Meet Chloe O’Keeffe, the business development manager for California Closets. Based in San Francisco, O’Keeffe worked as a design consultant for more than six years before transitioning into her current role as a liaison between California Closets, regional interior designers, architects, builders, developers and real estate brokers. She also holds a master’s degree in interior architecture.
Since well-designed spaces are O’Keeffe’s passion, we chatted with her about her interior style, how she approaches a new project and what she’s learned about turning a home into a sanctuary.
How would you describe your design style?
My personal aesthetic is modern — I love clean lines with an accent of something fun. The ‘fun’ can be really interesting hardware, a pop of color, textured or printed glass, or any small design detail that will make a big impact. When working with clients, I like to get a sense of what their current style is, what makes them comfortable and what they are aiming for, if they are trying to make a change. I rely on my own design aesthetic and gut to help my clients edit when needed. I feel that a little pizzazz can go a long way.
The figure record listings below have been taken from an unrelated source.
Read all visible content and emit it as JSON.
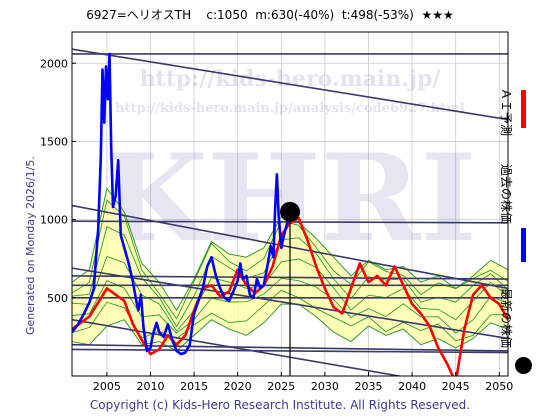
{
  "header": {
    "title": "6927=ヘリオスTH    c:1050  m:630(-40%)  t:498(-53%)  ★★★"
  },
  "footer": {
    "copyright": "Copyright (c) Kids-Hero Research Institute. All Rights Reserved."
  },
  "side": {
    "generated": "Generated on Monday 2026/1/5."
  },
  "watermark": {
    "url1": "http://kids-hero.main.jp/",
    "url2": "http://kids-hero.main.jp/analysis/code6927.html",
    "logo": "KHRI"
  },
  "legend": {
    "ai_label": "ＡＩ予測",
    "past_label": "過去の株価",
    "latest_label": "最新の株価",
    "ai_color": "#ff0000",
    "past_color": "#0000ff",
    "latest_color": "#000000"
  },
  "chart_data": {
    "type": "line",
    "xlim": [
      2001,
      2051
    ],
    "ylim": [
      0,
      2200
    ],
    "x_ticks": [
      2005,
      2010,
      2015,
      2020,
      2025,
      2030,
      2035,
      2040,
      2045,
      2050
    ],
    "y_ticks": [
      500,
      1000,
      1500,
      2000
    ],
    "grid": true,
    "latest_point": {
      "x": 2026.0,
      "y": 1050
    },
    "current_year": 2026.0,
    "colors": {
      "past": "#0000ff",
      "ai": "#ff0000",
      "band_fill": "#ffffa0",
      "band_line": "#2e9c2e",
      "trend": "#3a3a6a"
    },
    "trendlines": [
      {
        "from": [
          2001,
          2090
        ],
        "to": [
          2051,
          1640
        ]
      },
      {
        "from": [
          2001,
          2060
        ],
        "to": [
          2051,
          2060
        ]
      },
      {
        "from": [
          2001,
          1090
        ],
        "to": [
          2051,
          560
        ]
      },
      {
        "from": [
          2001,
          990
        ],
        "to": [
          2051,
          980
        ]
      },
      {
        "from": [
          2001,
          690
        ],
        "to": [
          2051,
          240
        ]
      },
      {
        "from": [
          2001,
          640
        ],
        "to": [
          2051,
          620
        ]
      },
      {
        "from": [
          2001,
          580
        ],
        "to": [
          2051,
          580
        ]
      },
      {
        "from": [
          2001,
          500
        ],
        "to": [
          2051,
          500
        ]
      },
      {
        "from": [
          2001,
          360
        ],
        "to": [
          2051,
          -120
        ]
      },
      {
        "from": [
          2001,
          200
        ],
        "to": [
          2051,
          160
        ]
      },
      {
        "from": [
          2001,
          170
        ],
        "to": [
          2051,
          150
        ]
      }
    ],
    "past_series": {
      "name": "過去の株価",
      "x": [
        2001.0,
        2001.7,
        2002.3,
        2003.0,
        2003.5,
        2004.0,
        2004.3,
        2004.5,
        2004.7,
        2004.9,
        2005.1,
        2005.3,
        2005.5,
        2005.7,
        2006.0,
        2006.3,
        2006.6,
        2007.0,
        2007.5,
        2008.0,
        2008.3,
        2008.6,
        2008.9,
        2009.2,
        2009.6,
        2010.0,
        2010.3,
        2010.7,
        2011.0,
        2011.5,
        2012.0,
        2012.5,
        2013.0,
        2013.5,
        2014.0,
        2014.5,
        2015.0,
        2015.5,
        2016.0,
        2016.5,
        2017.0,
        2017.5,
        2018.0,
        2018.5,
        2019.0,
        2019.5,
        2020.0,
        2020.3,
        2020.6,
        2021.0,
        2021.4,
        2021.8,
        2022.2,
        2022.6,
        2023.0,
        2023.4,
        2023.8,
        2024.1,
        2024.3,
        2024.5,
        2024.7,
        2025.0,
        2025.3,
        2025.6,
        2026.0
      ],
      "y": [
        280,
        330,
        390,
        470,
        560,
        940,
        1400,
        1960,
        1620,
        1980,
        1770,
        2060,
        1460,
        1080,
        1150,
        1380,
        900,
        820,
        720,
        600,
        500,
        420,
        520,
        310,
        160,
        180,
        270,
        340,
        280,
        250,
        330,
        230,
        160,
        140,
        150,
        200,
        400,
        480,
        560,
        700,
        760,
        640,
        560,
        500,
        480,
        540,
        610,
        720,
        620,
        640,
        520,
        500,
        620,
        560,
        580,
        700,
        830,
        760,
        1080,
        1290,
        1020,
        820,
        900,
        960,
        1050
      ]
    },
    "ai_series": {
      "name": "ＡＩ予測",
      "x": [
        2001,
        2002,
        2003,
        2004,
        2005,
        2006,
        2007,
        2008,
        2009,
        2010,
        2011,
        2012,
        2013,
        2014,
        2015,
        2016,
        2017,
        2018,
        2019,
        2020,
        2021,
        2022,
        2023,
        2024,
        2025,
        2026,
        2027,
        2028,
        2029,
        2030,
        2031,
        2032,
        2033,
        2034,
        2035,
        2036,
        2037,
        2038,
        2039,
        2040,
        2041,
        2042,
        2043,
        2044,
        2045,
        2046,
        2047,
        2048,
        2049,
        2050,
        2051
      ],
      "y": [
        300,
        340,
        380,
        470,
        560,
        520,
        480,
        330,
        230,
        140,
        170,
        260,
        200,
        260,
        420,
        560,
        580,
        510,
        540,
        680,
        580,
        530,
        580,
        700,
        900,
        980,
        1010,
        870,
        700,
        560,
        440,
        400,
        560,
        720,
        600,
        640,
        580,
        700,
        580,
        460,
        400,
        320,
        180,
        80,
        -40,
        300,
        520,
        580,
        500,
        460,
        360
      ]
    },
    "band_upper": {
      "x": [
        2001,
        2003,
        2005,
        2007,
        2009,
        2011,
        2013,
        2015,
        2017,
        2019,
        2021,
        2023,
        2025,
        2027,
        2029,
        2031,
        2033,
        2035,
        2037,
        2039,
        2041,
        2043,
        2045,
        2047,
        2049,
        2051
      ],
      "y": [
        600,
        680,
        1200,
        1050,
        720,
        600,
        420,
        620,
        860,
        780,
        760,
        820,
        1020,
        980,
        880,
        760,
        640,
        740,
        680,
        700,
        600,
        640,
        560,
        640,
        740,
        680
      ]
    },
    "band_lower": {
      "x": [
        2001,
        2003,
        2005,
        2007,
        2009,
        2011,
        2013,
        2015,
        2017,
        2019,
        2021,
        2023,
        2025,
        2027,
        2029,
        2031,
        2033,
        2035,
        2037,
        2039,
        2041,
        2043,
        2045,
        2047,
        2049,
        2051
      ],
      "y": [
        220,
        200,
        320,
        360,
        200,
        220,
        160,
        260,
        360,
        300,
        260,
        340,
        460,
        460,
        380,
        280,
        220,
        320,
        260,
        300,
        200,
        240,
        180,
        240,
        340,
        300
      ]
    }
  }
}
What’s the first thing you do when you assess a new space you’re designing?
I tend to look at the bigger picture first. I like to start with an overall assessment of the space and what is around it. The design should be cohesive. Then I analyze what needs to fit into the design, and how I can marry the form, finishes, and the function.
What’s your favorite design that you’ve done for a client?
One of my favorite designs I did was actually four years ago. It was a small walk-in closet
that had lots of weird obstructions for plumbing, as well as air chases. The obstructions that I originally thought were going to be such a challenge, ended up creating cute niches for handbags and shoes to fit into. The client picked this really fun wallpaper for the space, and then we kept everything else a simple white. Her personal style was a bit more traditional
compared to my more modern aesthetic, but we worked together well to create something perfect for her.
What’s the biggest design lesson you’ve learned over the course of your career?
Not to make assumptions and to ask tons
of questions. For example, many clients have described their style as modern
during that first consultation, but when I see what they like or what their concept imagery is, I would classify their style more as transitional, or even sometimes traditional. I found that I really have to zoom in on certain aspects of design, and ask particular questions to really understand what exactly my client likes.
What’s your No. 1 design tip that can be applied to nearly every space?
The beauty is in the details, even if they are very small.